Epic Games has appealed the ruling that declares Apple hasn't violated anti-trust laws, likely in an attempt to force third-party payment storefronts within the App Store.
The Epic vs Apple trial is over and the US District Court of Northern California has issued an official ruling declaring Apple anti-competitive, but not in violation of anti-trust. Judge Yvonne Gonzalez Rogers declared Apple is anti-competitive, calling the 30% App Store commission "supracompetitive," and led to "excessive" high operating margins that Apple "could not justify." This has led to an official ruling to allow calls, links, and buttons to third-party payment systems that would circumvent Apple's 30% paycut.
Apple won all other counts in the trial, however, and Apple has the right to keep Fortnite off of the App Store for good. The court also forced Epic Games to pay back (i) 30% of all Fortnite revenues it earned from its direct payment system and (ii) 30% of all revenues it earned from bringing Fortnite back to iOS via Safari browsers and GeForce Now between November 2020 through September 2021. Epic is appealing the ruling, but specifics haven't been revealed yet.
Epic Games will have until September 20 to prepare an official appeal document and detail what it hopes to accomplish with the appeal. Expect to see Epic push to have its own competing storefront system within Fortnite as well as force Apple to allow Fortnite back on iOS. However, Judge Yvonne Gonzalez Rogers contended that Epic simply "overreached" with its claims on Apple being anti-trust and that the evidence simply wasn't thorough enough.
Here's a few excerpts from the 185-page ruling:
While Apple's conduct does not fall within the confines of traditional antitrust law, the conduct falls within the purview of an incipient antitrust violation with particular anticompetitive practices which have not been justified.

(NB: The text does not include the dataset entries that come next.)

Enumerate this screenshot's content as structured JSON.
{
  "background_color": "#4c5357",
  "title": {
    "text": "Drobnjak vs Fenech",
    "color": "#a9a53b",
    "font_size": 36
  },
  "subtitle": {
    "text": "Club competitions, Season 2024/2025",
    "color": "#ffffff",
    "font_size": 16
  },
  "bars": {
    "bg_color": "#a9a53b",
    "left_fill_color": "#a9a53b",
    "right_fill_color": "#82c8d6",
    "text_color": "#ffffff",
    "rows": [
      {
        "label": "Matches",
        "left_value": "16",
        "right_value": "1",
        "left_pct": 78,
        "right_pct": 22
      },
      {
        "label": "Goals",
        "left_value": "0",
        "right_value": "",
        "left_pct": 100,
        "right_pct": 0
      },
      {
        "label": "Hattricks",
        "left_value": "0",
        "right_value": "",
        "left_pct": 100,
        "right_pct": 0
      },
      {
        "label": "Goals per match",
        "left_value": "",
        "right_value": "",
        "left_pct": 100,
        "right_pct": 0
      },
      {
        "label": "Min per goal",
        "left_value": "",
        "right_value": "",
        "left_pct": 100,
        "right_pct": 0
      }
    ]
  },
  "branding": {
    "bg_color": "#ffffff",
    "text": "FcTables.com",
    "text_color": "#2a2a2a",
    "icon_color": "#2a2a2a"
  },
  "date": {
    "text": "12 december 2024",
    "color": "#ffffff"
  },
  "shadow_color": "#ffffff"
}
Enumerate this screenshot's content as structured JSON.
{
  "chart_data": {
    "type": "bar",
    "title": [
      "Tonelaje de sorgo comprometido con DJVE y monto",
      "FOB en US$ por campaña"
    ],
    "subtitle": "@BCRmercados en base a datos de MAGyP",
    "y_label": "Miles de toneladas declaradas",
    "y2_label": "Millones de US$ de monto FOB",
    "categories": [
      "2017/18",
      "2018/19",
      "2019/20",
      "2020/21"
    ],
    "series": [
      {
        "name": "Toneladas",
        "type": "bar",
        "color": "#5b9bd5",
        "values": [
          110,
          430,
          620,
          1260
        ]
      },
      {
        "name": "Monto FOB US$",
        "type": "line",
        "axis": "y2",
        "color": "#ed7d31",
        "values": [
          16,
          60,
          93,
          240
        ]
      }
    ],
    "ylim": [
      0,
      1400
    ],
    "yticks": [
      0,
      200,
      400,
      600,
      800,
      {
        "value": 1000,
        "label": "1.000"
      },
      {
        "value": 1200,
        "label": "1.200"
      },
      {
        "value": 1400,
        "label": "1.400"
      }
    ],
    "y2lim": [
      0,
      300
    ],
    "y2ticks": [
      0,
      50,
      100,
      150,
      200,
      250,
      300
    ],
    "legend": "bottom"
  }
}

Apple contractually enforces silence, in the form of anti-steering provisions, and gains a competitive advantage. Moreover, it hides information for consumer choice which is not easily remedied with money damages. The injury has occurred and continues and can best be remedied by invalidating the offending provisions. In terms of balancing, Apple's business justifications focus on other parts of the Apple ecosystem and will not be significantly impacted by the increase of information to and choice for consumers. Rather, this limited measure balances the justification for maintaining a cohesive ecosystem with the public interest in uncloaking the veil hiding pricing information on mobile devices and bringing transparency to the marketplace.
Nonetheless, the trial did show that Apple is engaging in anticompetitive conduct under California's competition laws. The Court concludes that Apple's anti-steering provisions hide critical information from consumers and illegally stifle consumer choice. When coupled with Apple's incipient antitrust violations, these anti-steering provisions are anticompetitive and a nationwide remedy to eliminate those provisions is warranted.
Thus, and in summary, the Court does not find that Apple is an antitrust monopolist in the submarket for mobile gaming transactions. However, it does find that Apple's conduct in enforcing anti-steering restrictions is anticompetitive. A remedy to eliminate those provisions is appropriate. This measured remedy will increase competition, increase transparency, increase consumer choice and information while preserving Apple's iOS ecosystem which has procompetitive justifications. Moreover, it does not require the Court to micromanage business operations which courts are not well-suited to do as the Supreme Court has appropriately recognized.